Although little change has been seen in Mu'ammar Qadhafi's heated speeches which historically blame the West and the United States in particular for third world nations' misfortunes, a softer side of the Libyan leadership is emerging for the first time in 30 years. Following its agreement to hand over two bombing suspects wanted for the 1988 bombing of Pan Am Flight 103, a flow of other concessions is also being made visible. Despite the US attempt to continuously demonize Libya's image, it is receiving these changes with optimism. US officials say that the changes are a very good sign, though not yet a convincing one.
Ronald Neumann, a top aide in the State Department's Middle East bureau, told the Associated Press (AP) earlier this week, that change in the US perception of Libya can now be imaginable. Another official, who is known for his advocacy toward reconciliation with Libya, described the handing over of the two suspects as a strong threshold that allows for normalization between the two countries.
It seems as if surrendering the two Libyans accused of terrorism was an attempt to reduce the intensity of the sanctions imposed on Libya as a result of that accusation and of course, US pressure. Instead it was only the start of a changing foreign policy and outlook. That shifting outlook was initiated by Qadhafi's quest to redefine his country's position in the world. The Libyan leader who vowed to move closer to Africa and away from the Arab world couldn't hide his disappointment in his fellow Arabs who made no efforts to bust the costly sanctions.
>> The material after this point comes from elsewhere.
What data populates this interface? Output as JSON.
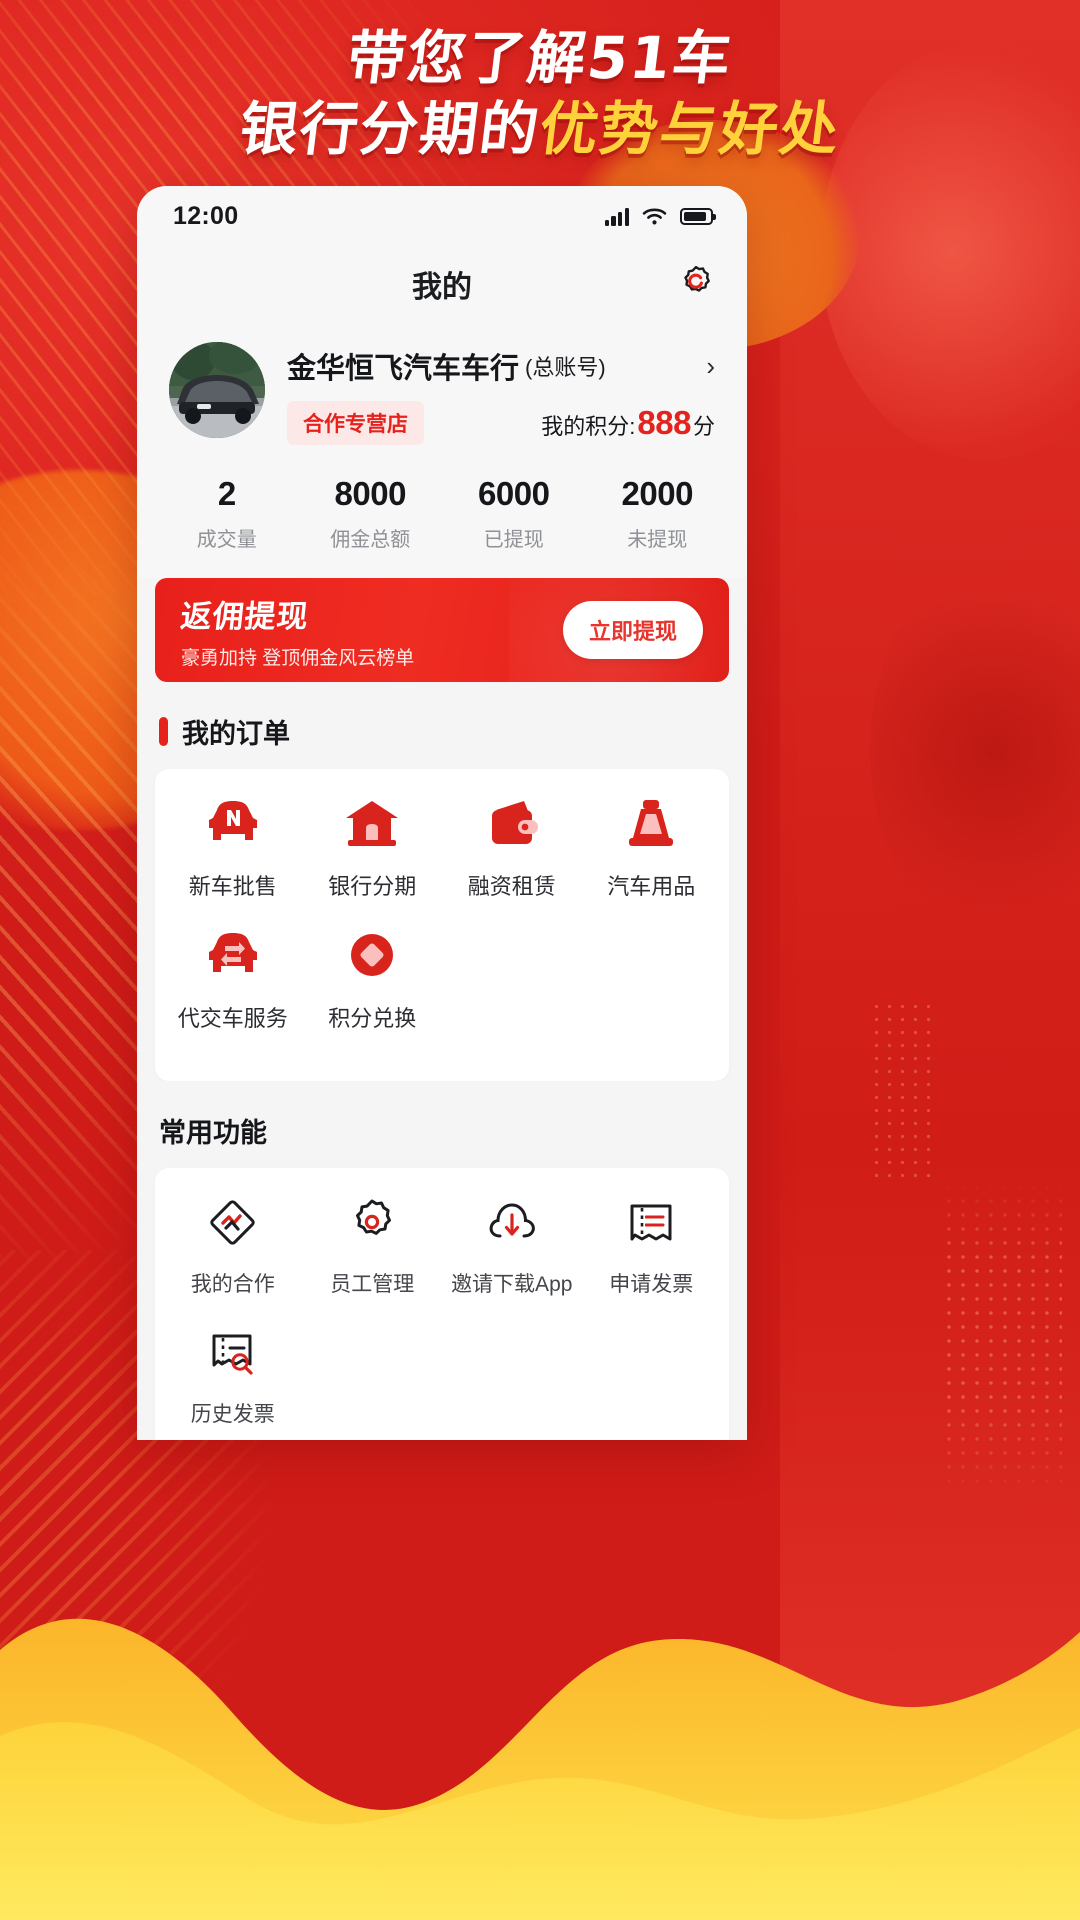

Slowly but steadily, Libya is moving toward reconstructing a new image for itself. The US is becoming aware of that.
One vital step carried out by Qadhafi that scored him valuable points with the American administration was the expelling of the Abu Nidal organization, which has for a long time caused further damage to the Libyan image. Another has been Lybia's distancing itself from organizations recognized by the West as terrorist.
Now Qadhafi is hoping to land an invitation from the European Union for a visit to their headquarters in Brussels. Although the EU response to granting an invitation was disappointing, Qadhafi's request strengthens the theory that Libya has chosen to reconcile and come to terms with those which it once perceived as western conspirators.
How can we explain such a major shift? Several explanations can be offered. One, is the classic explanation that Qadhafi has a very unpredictable personality and that he needs no complicated theories to explain his behavior. Although such reasoning may apply to earlier encounters with Qadhafi, such as the mass deportation of most Palestinians residing in Libya to stress his opposition to Oslo, the timing of the recent changes has to be motivated by other factors. Another explanation could be what the Libyan leader himself suggested -- the frustrating lack of support by Arab governments regarding the sanctions. If that is true, Qadhafi appears to be missing a point that Arab governments are by no means a fair representation of the Arab masses. Therefore losing faith in the regimes offers little or no explanation of why would he lose faith in Arabs, period. And even if we accept such rationale, how can we explain the nature of the Libyan shift, and why that loss of faith translated to a closer relationship with Africa and reconciliation with the West?
The feared explanation in this perplexing story is perhaps what the US would like to believe -- The sanctions have worked. Such an explanation is truly feared because if the US were confident with such an analysis, its sanctions argument worldwide would be strengthened. As a result, the US would defend its sanctions policy by always citing Libya's example. "It worked with Libya why shouldn't work with everyone else", US sanctions enthusiasts might argue. But if the US is determined to believe its own reasons for "Libya's change", countries with a situation similar to the Libyan case should not imagine that short-term concessions are enough to change the US perception of its punishing policy. In the Libyan case, although Libya has shown a great deal of cooperation and patience, the US is still carrying out one-sided sanctions against it. What else is America looking for? One must wonder. Although US officials are explaining their country's constant suspicion and therefore imposed punishment on Libya with the same claims it feeds its sanction elsewhere: to ensure the implementation of UN resolutions, the motive, as always appear to be different. The US government is looking for nothing less than complete submission from Libya. Such a price however, if viewed from all angles, including the dignity and pride of any nation, could be more harmful than the long years of never-ending sanctions.